Pour l'instant je laisse mes dessins au "grand public" mais pas mes textes...
Je ne peux laisser lire des gens de ma famille tout ce que j'écris ici...
Et sinon, je viens d'apprendre que je me suis trompée : A n'a pas découvert mon Joueb ! Ouuuuf...
Re:
Je vous comprends, MAIS c'est encore un paradoxe que de vous livrer sur une place publique pour ne pas y être lue.
Ce que je voulais dire est cependant au delà. Vous savez écrire, c'est entendu, mais ça ne suffit pas. A la limite, c'est de la technique : syntaxe, ortographe, grammaire, une bonne dose de culture. Vous maîtrisez, ce serait presque agaçant et pas crédible. Si je vous bassine avec votre talent, c'est parce que vous avez ce petit plus : une sensibilité, un regard... C'est ça votre force, pas dans la maîtrise artificielle - bien qu'exceptionnelle - de la construction des phrases.

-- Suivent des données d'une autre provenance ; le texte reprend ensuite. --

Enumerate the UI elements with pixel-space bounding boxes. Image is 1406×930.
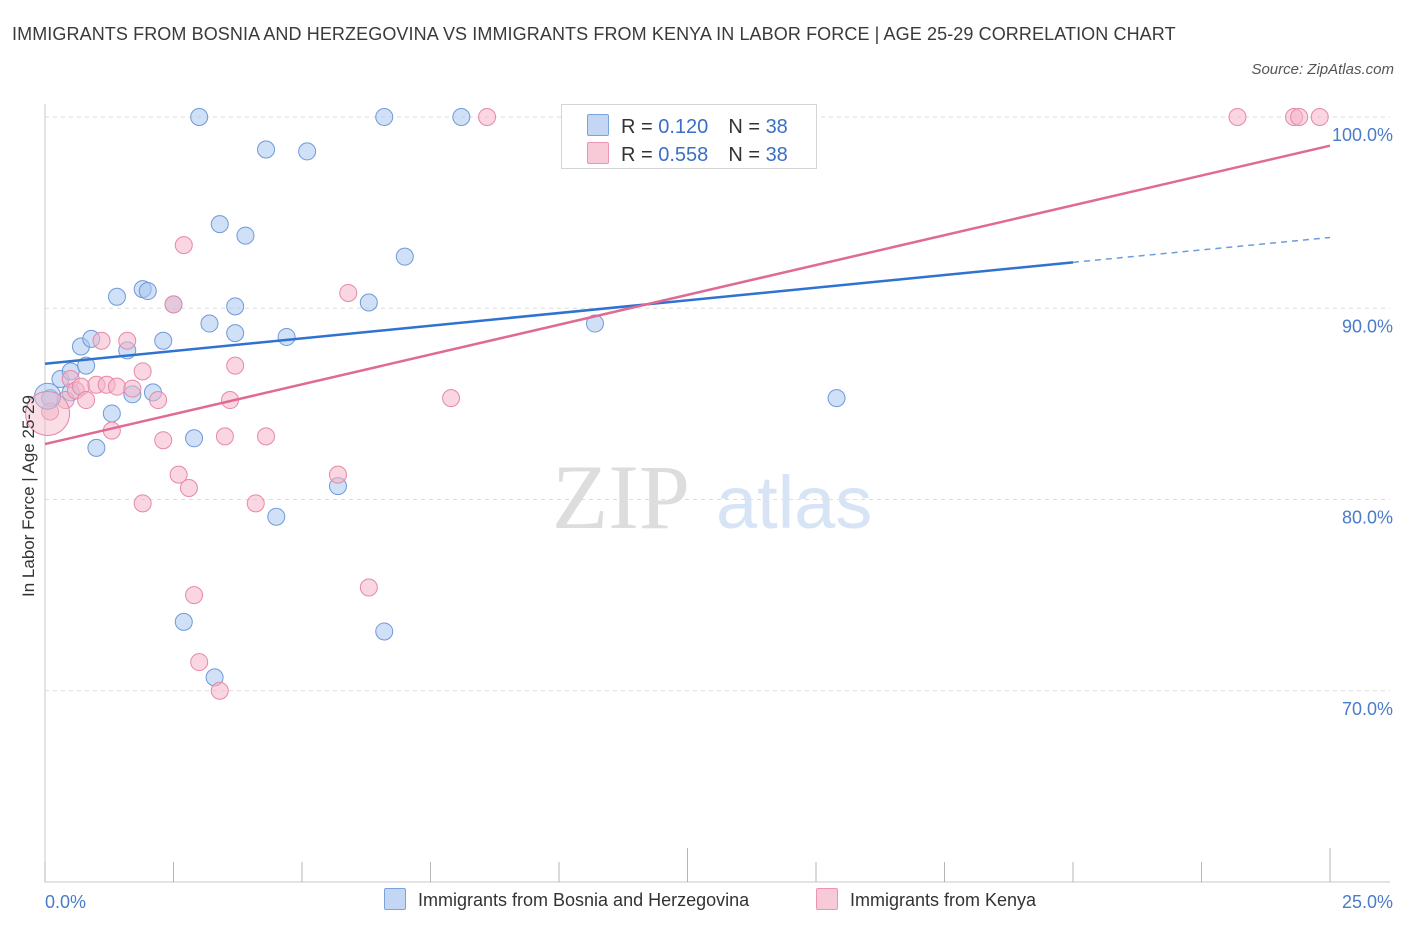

J'espère n'être pas trop brusque mais je vous dis les choses comme je le ressens.
Re:
Et oui c'est très paradoxal... Maintenant je suis presque déçue, parce que je m'étais fait à l'idée qu'il savait tout...
Re:
Re:
Re:
Mais je suis nulle quand je ne raconte pas ma vie.
Je ne me vois pas écrire encore ailleurs, tout en continuant d'écrire ici...
Et la célébrité... Pour plus tard ;)
Re:
Re:
C'est déjà beaucoup avec mes études en plus, de nourrir régulièrement deux blogs !!
Re:
Ouh là... Ce n'est pas moi qui vais vous mettre la pression. Cool-zen. Prenez le temps. C'est si précieux.
Je comprends, comme je comprends tout ça. Comme je le vis en ce moment moi aussi Marie. C'est en train de me fermer. Donner tout cet amour à ces gens qui ne savent pas comment le prendre. Alors ils le perdent, où ne veulent l'accepter. C'est comme ça. La vie ressemble parfois à une grande salle d'attente et tu te demandes à quand ton tour. Mais tu verras que si tu feuillettes les magazines sur la table, le temps passera plus vite et tu seras même étonnée d'entendre appeler ton nom si tôt.
"Quand je n'attends rien, je reçois.
Mais quand j'attends, je ne reçois jamais rien. "
Je pense que la sincérité est une énorme qualité. Je crois qu'il ne suffit pas de dire aux gens ce qu'on pense, je crois qu'il faut également être honnête avec soi même et garder la ligne de conduite que l'on s'est fixés. Il faut avoir confiance. La vie est une série de haut et de bas. Si aujourd'hui tu te sens dans un certain bas, alors imagine ce que pourra être le haut.... C'est un haut que tu ne pourras pas éviter. ;)
exvag
Et les oeillères de chacun sont terriblement efficaces.